Reassessing How to Compare and Improve the Calibration of Machine Learning Models
Muthu Chidambaram, Rong Ge
TL;DR
This work critically reevaluates how calibration is reported in machine learning, showing that relying solely on metrics like ECE and accuracy can be misled by trivial recalibration strategies. It advances a theoretical framework based on Bregman divergences to decompose generalization into a sharpness term and a calibration term, and introduces calibration-sharpness diagrams that jointly visualize calibration and generalization alongside the density of predicted confidences. The authors prove that confidence calibration provides a valid lower bound to full calibration within this framework and demonstrate the consistency of a kernel-regression estimator used in the visualization, applying the approach to large-scale vision models to reveal trade-offs between calibration and sharpness. The practical contribution is a principled, density-aware visualization and reporting protocol (with open-source tooling) that enables robust comparison of recalibration methods and prevents over-optimistic conclusions about calibration improvements.
Abstract
A machine learning model is calibrated if its predicted probability for an outcome matches the observed frequency for that outcome conditional on the model prediction. This property has become increasingly important as the impact of machine learning models has continued to spread to various domains. As a result, there are now a dizzying number of recent papers on measuring and improving the calibration of (specifically deep learning) models. In this work, we reassess the reporting of calibration metrics in the recent literature.
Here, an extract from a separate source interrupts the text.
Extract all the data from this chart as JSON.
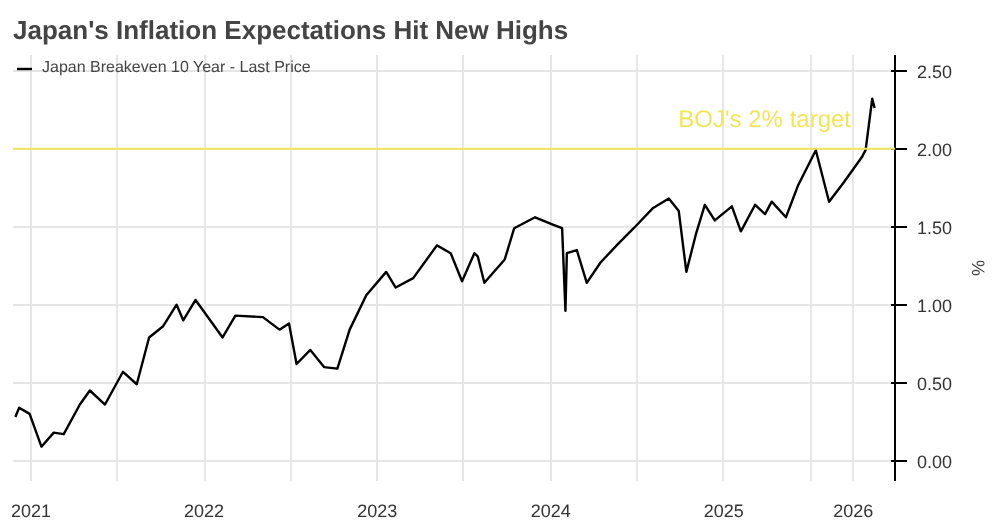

We show that there exist trivial recalibration approaches that can appear seemingly state-of-the-art unless calibration and prediction metrics (i.e. test accuracy) are accompanied by additional generalization metrics such as negative log-likelihood. We then use a calibration-based decomposition of Bregman divergences to develop a new extension to reliability diagrams that jointly visualizes calibration and generalization error, and show how our visualization can be used to detect trade-offs between calibration and generalization. Along the way, we prove novel results regarding the relationship between full calibration error and confidence calibration error for Bregman divergences. We also establish the consistency of the kernel regression estimator for calibration error used in our visualization approach, which generalizes existing consistency results in the literature.